The chain commemorated not only the 81st anniversary of the union of Ukraine's lands in 1919, but the jubilee of an earlier, larger human link, constructed from Lviv to Kyiv 10 years ago in which 3 million people took part. The 1990 chain is considered one of the seminal events that consolidated the will of the Ukrainian people for a sovereign and independent state, which culminated in independence in August 1992

This year's human chain, as was the first one, was organized by Rukh, which in 1990 had yet to become a political party and had not yet split into two. The 1999 human chain and a public meeting that followed on St. Sophia Square were organized by the splinter Ukrainian National Rukh Party, led by Yurii Kostenko. However, Hennadii Udovenko's National Rukh of Ukraine Party also participated, a sign that the two sides are coming closer after their monumental split nearly a year ago.

The human link-up and the meeting on St. Sophia Square were preceded by another meeting organized by Mr. Udovenko's National Rukh of Ukraine, the Reform and Order Party and the Congress of Ukrainian Nationalists, which are currently united in a coalition. Representatives of the splinter Rukh, including Mr. Kostenko, also were on hand.

That commemoration was held before the memorial to St. Volodymyr the Great, located on a hill overlooking the Dnipro River, where some 200 attendees took part in a symbolic union of the political force of the three political parties.

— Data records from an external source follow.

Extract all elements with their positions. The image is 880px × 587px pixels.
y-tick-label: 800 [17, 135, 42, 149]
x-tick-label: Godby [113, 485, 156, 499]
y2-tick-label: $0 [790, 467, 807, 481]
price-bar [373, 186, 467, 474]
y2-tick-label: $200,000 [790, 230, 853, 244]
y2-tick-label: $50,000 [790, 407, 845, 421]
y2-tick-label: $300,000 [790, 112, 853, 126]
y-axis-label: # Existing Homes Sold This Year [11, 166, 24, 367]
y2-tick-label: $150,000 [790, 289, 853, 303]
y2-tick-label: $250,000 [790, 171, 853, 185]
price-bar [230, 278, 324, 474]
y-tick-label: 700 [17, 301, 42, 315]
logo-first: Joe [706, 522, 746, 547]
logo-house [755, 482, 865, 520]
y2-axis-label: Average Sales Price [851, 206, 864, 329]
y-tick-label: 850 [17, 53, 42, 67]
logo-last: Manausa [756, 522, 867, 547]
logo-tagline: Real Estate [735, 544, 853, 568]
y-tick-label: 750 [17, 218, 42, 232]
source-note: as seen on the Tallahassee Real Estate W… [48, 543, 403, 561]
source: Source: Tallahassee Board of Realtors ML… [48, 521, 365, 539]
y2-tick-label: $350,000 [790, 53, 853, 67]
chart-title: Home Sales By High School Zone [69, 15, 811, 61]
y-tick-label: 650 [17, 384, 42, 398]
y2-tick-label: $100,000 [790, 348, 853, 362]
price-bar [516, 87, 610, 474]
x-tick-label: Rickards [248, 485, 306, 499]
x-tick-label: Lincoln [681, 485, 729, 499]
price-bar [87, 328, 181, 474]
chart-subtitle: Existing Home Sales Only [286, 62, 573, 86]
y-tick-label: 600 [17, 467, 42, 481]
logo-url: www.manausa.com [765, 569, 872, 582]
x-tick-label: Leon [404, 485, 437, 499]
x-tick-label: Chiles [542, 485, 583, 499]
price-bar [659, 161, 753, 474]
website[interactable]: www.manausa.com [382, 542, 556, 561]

Artesian water carried by couriers from the ancient Pochaiv Monastery in western Ukraine and from the historic Kozak fortress of Khortytsia in the south was combined in a antique silver chalice, from which the three party leaders then drank.

An evening concert of choral music at the Ukrainian Home rounded out the day's events.

In Lviv, considered by many the heart of Ukrainian democracy, 10,000 residents took part in extensive commemorations, including a huge public meeting in the city's Freedom Square and performances at the Lviv Opera House.